Les génériques ne sont pas une deuxième option. Ils sont la première option - quand ils existent. La publicité ne change pas la science. Elle change seulement la perception. Et la perception, dans la santé, peut coûter cher.

Le vrai coût de la publicité

Le vrai coût n’est pas dans les dollars dépensés en spots télé. Il est dans les décisions de santé qui sont prises à cause d’une image, d’une musique, d’un sourire. Il est dans les gens qui paient plus pour un médicament qui n’est pas meilleur. Il est dans les systèmes de santé qui doivent financer des traitements inutiles, juste parce qu’une pub a fait croire qu’ils étaient nécessaires.

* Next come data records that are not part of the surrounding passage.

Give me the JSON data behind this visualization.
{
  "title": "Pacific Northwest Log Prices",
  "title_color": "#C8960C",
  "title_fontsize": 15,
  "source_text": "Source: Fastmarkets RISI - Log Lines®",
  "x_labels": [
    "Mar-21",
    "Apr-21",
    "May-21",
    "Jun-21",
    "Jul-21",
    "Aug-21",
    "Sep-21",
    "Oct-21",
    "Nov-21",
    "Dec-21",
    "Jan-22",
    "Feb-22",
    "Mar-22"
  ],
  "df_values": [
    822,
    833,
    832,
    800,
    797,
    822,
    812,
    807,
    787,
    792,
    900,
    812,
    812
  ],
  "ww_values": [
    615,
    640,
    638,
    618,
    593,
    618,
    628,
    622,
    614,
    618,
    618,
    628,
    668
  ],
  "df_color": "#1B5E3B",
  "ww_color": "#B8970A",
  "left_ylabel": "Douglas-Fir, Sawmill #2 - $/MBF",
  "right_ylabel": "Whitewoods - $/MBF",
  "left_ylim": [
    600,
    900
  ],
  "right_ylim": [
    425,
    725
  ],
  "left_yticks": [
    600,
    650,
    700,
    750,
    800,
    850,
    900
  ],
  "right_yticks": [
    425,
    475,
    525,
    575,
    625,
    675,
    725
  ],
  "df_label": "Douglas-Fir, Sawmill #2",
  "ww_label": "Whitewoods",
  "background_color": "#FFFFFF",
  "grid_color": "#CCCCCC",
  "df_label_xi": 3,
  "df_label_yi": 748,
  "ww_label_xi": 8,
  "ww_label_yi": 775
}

Les génériques sont une révolution de la santé publique. Ils permettent d’économiser des milliards chaque année. Mais ils ne peuvent pas se vendre eux-mêmes. Ils n’ont pas de publicité. Ils n’ont pas de campagne. Ils n’ont pas de plage ni de soleil couchant.

Et tant que la publicité continuera à vendre des marques, et non des solutions, les génériques resteront invisibles - même quand ils sont la meilleure option.